If you take the principle seriously, the shape of an engineering team changes:

- **Less:** integration plumbing, per-tenant customization labor, workflow boilerplate, theming variations. These are construction-layer tasks AI now does.
- **More:** specifying invariants and policies that the construction layer obeys; building the *substrate* that AI generates onto (the Temporal layer, the type system, the testing harness); designing the human-AI handoff for safe construction (review gates, simulation modes, rollback).

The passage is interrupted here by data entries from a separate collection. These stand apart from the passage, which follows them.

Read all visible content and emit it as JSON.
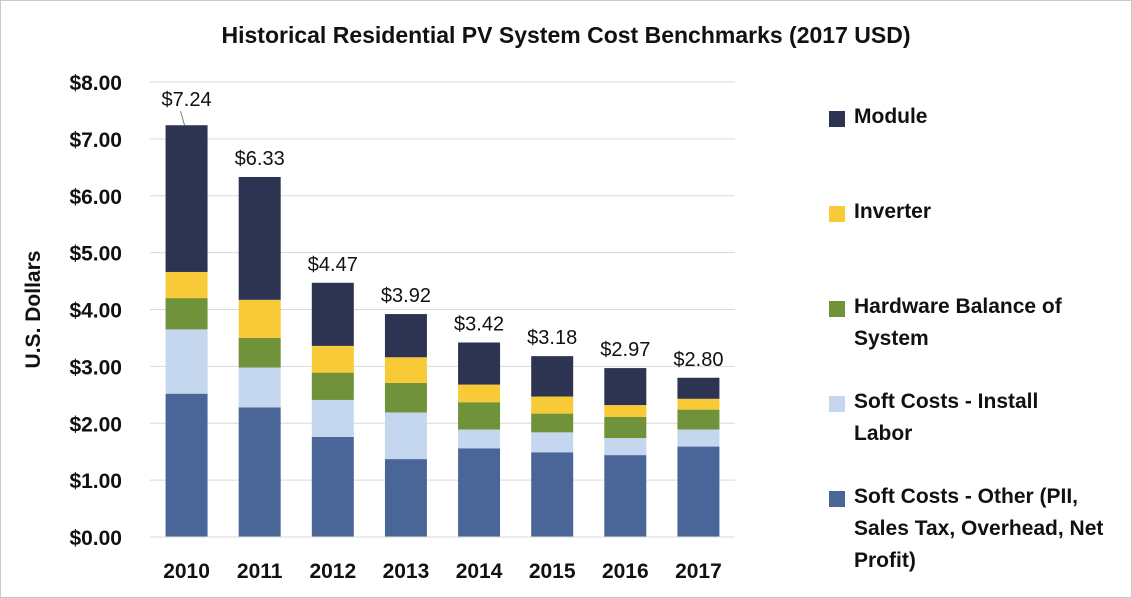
{
  "chart_data": {
    "type": "bar",
    "stacked": true,
    "title": "Historical Residential PV System Cost Benchmarks (2017 USD)",
    "xlabel": "",
    "ylabel": "U.S. Dollars",
    "ylim": [
      0,
      8
    ],
    "yticks": [
      "$0.00",
      "$1.00",
      "$2.00",
      "$3.00",
      "$4.00",
      "$5.00",
      "$6.00",
      "$7.00",
      "$8.00"
    ],
    "grid": true,
    "legend_position": "right",
    "categories": [
      "2010",
      "2011",
      "2012",
      "2013",
      "2014",
      "2015",
      "2016",
      "2017"
    ],
    "totals": [
      "$7.24",
      "$6.33",
      "$4.47",
      "$3.92",
      "$3.42",
      "$3.18",
      "$2.97",
      "$2.80"
    ],
    "series": [
      {
        "name": "Soft Costs - Other (PII, Sales Tax, Overhead, Net Profit)",
        "color": "#4a6699",
        "values": [
          2.52,
          2.28,
          1.76,
          1.37,
          1.56,
          1.49,
          1.44,
          1.59
        ]
      },
      {
        "name": "Soft Costs - Install Labor",
        "color": "#c5d7ef",
        "values": [
          1.13,
          0.7,
          0.65,
          0.82,
          0.33,
          0.35,
          0.3,
          0.3
        ]
      },
      {
        "name": "Hardware Balance of System",
        "color": "#70923a",
        "values": [
          0.55,
          0.52,
          0.48,
          0.52,
          0.48,
          0.33,
          0.37,
          0.35
        ]
      },
      {
        "name": "Inverter",
        "color": "#f9ca38",
        "values": [
          0.46,
          0.67,
          0.47,
          0.45,
          0.31,
          0.3,
          0.21,
          0.19
        ]
      },
      {
        "name": "Module",
        "color": "#2d3452",
        "values": [
          2.58,
          2.16,
          1.11,
          0.76,
          0.74,
          0.71,
          0.65,
          0.37
        ]
      }
    ]
  }
}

The center of gravity moves from "writing the code" to "designing the system that AI writes the code into." This is the same shift [Augmentation-Over-Automation](/patterns/augmentation-over-automation) describes at the design-philosophy level — but sharper, applied to runtime architecture.

---

## Tactical questions when applying

1. **Where in our stack is AI currently in the runtime that could be moved to construction?** (e.g., classification logic that runs on every request and rarely changes.)
2. **Where in our stack do we run code generated by AI without auditing it once?** (Construction without review is its own failure mode.)
3. **What's the "spec → deterministic code" pipeline?** If absent, AI's construction-layer leverage doesn't compound.
4. **Are we paying for inference at runtime when we could pay it once at construction?** (Cost smell.)

---

## Connections

- [Augmentation-Over-Automation](/patterns/augmentation-over-automation) — the same insight at the design-philosophy level (AI as teammate, not replacement). Build-AI-Run-Deterministic is the architectural specialization: AI augments the *engineer building the system*, not the *system at runtime*.
- [AI-Ready-Engineering](/patterns/ai-ready-engineering) — code health, TDD, supervisory workflows are the substrate that makes AI-built artifacts auditable. Without this substrate, AI construction degrades.
- [Use-Equals-Build](/patterns/use-equals-build) — when an operator describes a workflow in conversation and the system materializes it, the user IS extending the system. The construction-layer AI is the mechanism that makes Use=Build real for non-engineers.
- Smalltalk-Integrated-Environment-Brief — Mesh's roadmap of "hit play and step through the workflow with sample data" is a Smalltalk inspector for AI-built workflows. The breadboard mentality.
- [Doorman-Fallacy](/patterns/doorman-fallacy) — agent-in-the-runtime patterns often fall into the fallacy: you see a task being done and try to make AI "do that task at every request," missing that the task is best specified once.
- Layer-Cake — the AI substrate stratifies into construction-time vs run-time the way the rest of the stack does. Don't conflate the layers.
- Plug-Me-In-Archetype — Mesh is a plug-me-in *because* the runtime is deterministic and constructible. Plug-me-ins that put AI in the runtime are much harder to integrate into regulated environments.
- [Capability-Autonomy-Risk-Triangle](/patterns/capability-autonomy-risk-triangle) — Build-AI-Run-Deterministic is one of the cleanest ways to **split the triangle by phase**: high autonomy at build time, low autonomy at runtime. Lets you compose otherwise-incompatible corners of the triangle.
- [Vibe-Coding-to-Agentic-Engineering](/patterns/vibe-coding-to-agentic-engineering) — closest sibling. Both express the same architectural insight at different scales: AI at the construction/spec layer, deterministic execution at the artifact layer. Agentic engineering generalizes Build-AI-Run-Deterministic from runtime systems to the SDLC itself.